Trump’s War on History and Education 

Washington Watch

March 24th, 2025

Dr. James J. Zogby ©

President

Arab American Institute

Significant attention and/or concern has been generated by President Donald Trump’s early Executive Orders and actions. There has been extensive coverage of the President’s: empowering of Elon Musk’s orders to gut the federal workforce; shuttering USAID; plans to deport massive numbers of migrants and refugees, including those seeking asylum; on-again, off-again imposition of tariffs; flaunting the will of Congress by withholding appropriated funding; banning “diversity, equity, and inclusion” programs; restrictions on treatment of transgender young people; and defying court-ordered injunctions by claiming that the powers of the presidency can’t be restrained by the judiciary.   

Buried in the flurry of President Trump’s Executive Orders is one that has been largely ignored, despite being potentially the most far-reaching of these presidential acts. Titled “Ending Radical Indoctrination in K-12 Schooling,” this diktat lays bare Trump’s intention to roll back the gains that have been made over the last half century by historians working to present a more accurate portrait of American and world history. Trump calls these efforts “anti-American, subversive, harmful and false,” and demands instead that schools devote themselves to “patriotic education” that will “instill a patriotic admiration for our incredible Nation”—in other words, to teach the kind of history we learned three generations ago. 

As late as the early 1960s when American schools taught “World History,” it was Eurocentric. It started with Stone Age man (in Europe), then passed onto the Greek and Roman Empires, the Holy Roman Empire, the “Dark Ages,” the emergence of the nation states of Europe, the discovery of the New World, the birth pangs that accompanied the first centuries of the United States (i.e., “fighting Indians” and a civil war over “states’ rights”), the Industrial Revolution, the two World Wars that sandwiched the Great Depression, and the challenges posed by the Soviet Union and the Cold War. 
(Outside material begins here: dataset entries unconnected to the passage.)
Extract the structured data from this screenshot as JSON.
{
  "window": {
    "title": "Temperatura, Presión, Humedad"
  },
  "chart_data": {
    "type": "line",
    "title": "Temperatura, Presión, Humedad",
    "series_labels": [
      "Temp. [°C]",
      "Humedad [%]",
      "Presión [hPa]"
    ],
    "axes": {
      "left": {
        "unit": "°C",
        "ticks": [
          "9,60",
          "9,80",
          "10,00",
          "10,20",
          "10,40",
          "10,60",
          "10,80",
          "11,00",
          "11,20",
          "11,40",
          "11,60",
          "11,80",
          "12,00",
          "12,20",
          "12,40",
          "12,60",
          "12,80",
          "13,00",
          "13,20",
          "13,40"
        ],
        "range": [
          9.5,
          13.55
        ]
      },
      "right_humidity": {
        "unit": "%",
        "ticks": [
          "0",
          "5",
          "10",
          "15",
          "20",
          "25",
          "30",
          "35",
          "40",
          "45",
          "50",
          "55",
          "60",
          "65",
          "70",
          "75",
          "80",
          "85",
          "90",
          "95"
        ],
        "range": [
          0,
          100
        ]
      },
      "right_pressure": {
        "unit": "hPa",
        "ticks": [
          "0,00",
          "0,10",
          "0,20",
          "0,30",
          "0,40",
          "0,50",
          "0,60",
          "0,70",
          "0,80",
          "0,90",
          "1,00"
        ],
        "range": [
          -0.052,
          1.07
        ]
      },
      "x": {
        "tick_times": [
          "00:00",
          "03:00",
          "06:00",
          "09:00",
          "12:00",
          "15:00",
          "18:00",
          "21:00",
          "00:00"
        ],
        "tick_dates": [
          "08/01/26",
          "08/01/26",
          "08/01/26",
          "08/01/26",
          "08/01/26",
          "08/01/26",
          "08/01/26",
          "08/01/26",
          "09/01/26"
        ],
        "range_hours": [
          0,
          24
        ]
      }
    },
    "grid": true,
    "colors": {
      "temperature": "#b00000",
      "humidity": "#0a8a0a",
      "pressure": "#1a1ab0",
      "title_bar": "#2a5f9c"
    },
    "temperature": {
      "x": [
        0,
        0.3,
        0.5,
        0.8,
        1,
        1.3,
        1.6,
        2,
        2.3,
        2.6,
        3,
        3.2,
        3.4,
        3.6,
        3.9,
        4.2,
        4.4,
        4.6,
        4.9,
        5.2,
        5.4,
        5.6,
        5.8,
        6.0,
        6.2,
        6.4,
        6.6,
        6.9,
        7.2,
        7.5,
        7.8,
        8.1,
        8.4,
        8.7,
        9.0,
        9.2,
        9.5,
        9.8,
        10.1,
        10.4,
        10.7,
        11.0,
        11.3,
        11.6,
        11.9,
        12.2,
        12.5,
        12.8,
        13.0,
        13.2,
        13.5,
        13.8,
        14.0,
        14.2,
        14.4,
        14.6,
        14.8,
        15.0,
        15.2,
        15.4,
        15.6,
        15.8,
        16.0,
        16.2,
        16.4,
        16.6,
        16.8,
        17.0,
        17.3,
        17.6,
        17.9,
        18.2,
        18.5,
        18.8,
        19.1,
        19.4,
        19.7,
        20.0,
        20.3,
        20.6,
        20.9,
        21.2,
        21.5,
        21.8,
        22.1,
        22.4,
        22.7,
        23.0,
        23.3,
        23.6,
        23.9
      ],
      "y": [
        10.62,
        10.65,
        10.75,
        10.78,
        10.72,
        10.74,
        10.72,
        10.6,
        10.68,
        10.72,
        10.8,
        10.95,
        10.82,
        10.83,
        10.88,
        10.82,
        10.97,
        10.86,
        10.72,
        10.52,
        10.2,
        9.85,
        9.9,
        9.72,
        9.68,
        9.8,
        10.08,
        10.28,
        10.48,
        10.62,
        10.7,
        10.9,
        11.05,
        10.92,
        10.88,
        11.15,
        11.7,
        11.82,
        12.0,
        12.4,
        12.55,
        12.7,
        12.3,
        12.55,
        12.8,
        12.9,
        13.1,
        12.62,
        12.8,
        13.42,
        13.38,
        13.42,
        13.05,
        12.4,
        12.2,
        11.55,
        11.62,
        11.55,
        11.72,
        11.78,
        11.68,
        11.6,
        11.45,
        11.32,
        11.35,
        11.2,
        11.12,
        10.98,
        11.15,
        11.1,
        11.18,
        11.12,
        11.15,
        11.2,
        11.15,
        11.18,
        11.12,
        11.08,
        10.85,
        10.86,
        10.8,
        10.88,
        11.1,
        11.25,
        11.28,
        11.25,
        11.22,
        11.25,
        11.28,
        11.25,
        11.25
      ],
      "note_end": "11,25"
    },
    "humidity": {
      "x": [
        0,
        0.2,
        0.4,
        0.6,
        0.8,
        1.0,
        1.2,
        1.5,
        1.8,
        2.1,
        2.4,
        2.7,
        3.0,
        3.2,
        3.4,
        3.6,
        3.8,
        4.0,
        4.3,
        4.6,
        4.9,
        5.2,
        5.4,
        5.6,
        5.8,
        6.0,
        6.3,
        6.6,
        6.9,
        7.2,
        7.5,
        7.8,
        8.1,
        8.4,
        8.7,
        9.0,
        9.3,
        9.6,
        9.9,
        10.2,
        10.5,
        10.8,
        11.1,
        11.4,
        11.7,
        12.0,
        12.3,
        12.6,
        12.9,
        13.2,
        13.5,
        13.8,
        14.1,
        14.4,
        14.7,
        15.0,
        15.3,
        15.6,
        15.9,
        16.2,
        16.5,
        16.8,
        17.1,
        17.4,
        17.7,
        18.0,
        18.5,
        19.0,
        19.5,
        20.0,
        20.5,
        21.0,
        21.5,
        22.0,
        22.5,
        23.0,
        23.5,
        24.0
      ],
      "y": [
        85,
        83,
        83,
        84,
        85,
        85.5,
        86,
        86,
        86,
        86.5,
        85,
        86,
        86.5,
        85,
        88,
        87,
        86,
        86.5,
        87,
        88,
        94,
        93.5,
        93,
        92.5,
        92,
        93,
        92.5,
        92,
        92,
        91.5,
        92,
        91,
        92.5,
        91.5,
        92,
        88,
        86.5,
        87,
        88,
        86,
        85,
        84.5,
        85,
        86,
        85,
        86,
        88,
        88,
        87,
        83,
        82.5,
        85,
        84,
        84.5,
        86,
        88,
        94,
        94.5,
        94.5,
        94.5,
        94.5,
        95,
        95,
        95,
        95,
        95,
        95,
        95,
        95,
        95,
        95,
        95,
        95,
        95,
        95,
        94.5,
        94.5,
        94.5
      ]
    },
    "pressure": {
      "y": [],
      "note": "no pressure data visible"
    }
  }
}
In this narrative, the US was depicted as the fulfillment of history, the conveyor of the values of freedom and democracy, and, as former Secretary of State Madeleine Albright was fond of saying, “the indispensable nation.” 

There was no mention of African history or Islamic civilization. There were just four paragraphs devoted to China, which we were told was “opened up to the West” by Marco Polo. And the only mention of Arabs was in a short section on the ways nomadic peoples were forced to adapt to living under harsh conditions, including a few paragraphs each on the Arab bedouin of the desert and the Laplanders of the frozen tundra of Northern Europe. 

American history was distorted and romanticized. Slavery was given short shrift as was the genocide and land theft committed against the Indigenous peoples of North America. This is what we were taught. 

Things changed in the 1960s as a result of the cultural revolution in America that was prompted by the civil rights and then anti-Vietnam war movements. In their wake, there was the blossoming of other social and political movements, including women’s liberation and concern for the environment. The expanding consciousness inspired by this period of challenge and change led to a reexamination of American history and our place in the world. And with this came a focus on Black history, Native American history, women’s history, and an expansion of the writing and teaching of world history to include the perspectives and stories of peoples who had previously been ignored. This was not an effort to create multiple separate histories, but to ensure that future generations would benefit from learning a more complete and integrated human history. 

Of course, there was pushback by conservatives who wanted to restore the mythologies of the past. It will be recalled that President Trump fired his opening salvo in this war on history during his first term when he denounced the New York Times’ stunning “1619 Project.” That massive undertaking put in focus the role of the conquering European settlers in America as they committed crimes of genocide against the indigenous peoples they encountered and then introduced the massive and enormously destructive enterprise of slavery in the New World and its enduring legacy. Trump countered this effort with his “1776 Project” that sought to do nothing more than to restate the myth of America, shorn of its dark underside. 

Trump’s new Executive Order is the latest iteration of this war on history. After decrying the “radical, anti-Americanism” that he claims teaches that the United States is “fundamentally racist, sexist, or otherwise discriminatory,” he calls for “an accurate, honest, unifying, and ennobling characterization of America’s founding” and “a celebration of America’s greatness and history.” 

Trump goes further by calling for “Reestablishing the President’s Advisory 1776 Commission and Promoting Patriotic Education” that will be charged with sponsoring programs to encourage patriotic learning and glorification of America’s battles and war heroes. The Order further requires that all educational institutions receiving federal funds must hold specific patriotic educational programs, and that “relevant agencies of government” shall monitor compliance with this requirement. In other words, do what we demand or lose your funding. 

None of this is benign. One of the hallmarks of fascist authoritarian rule is the indoctrination of the public to believe in the “glorification of the nation.” The celebrated American author Sinclair Lewis once predicted that “fascism would come to America wrapped in a flag, carrying a cross.” With these cautionary words in mind, attention must be paid to President Trump’s Executive Order. It is a worrisome step down this dangerous path.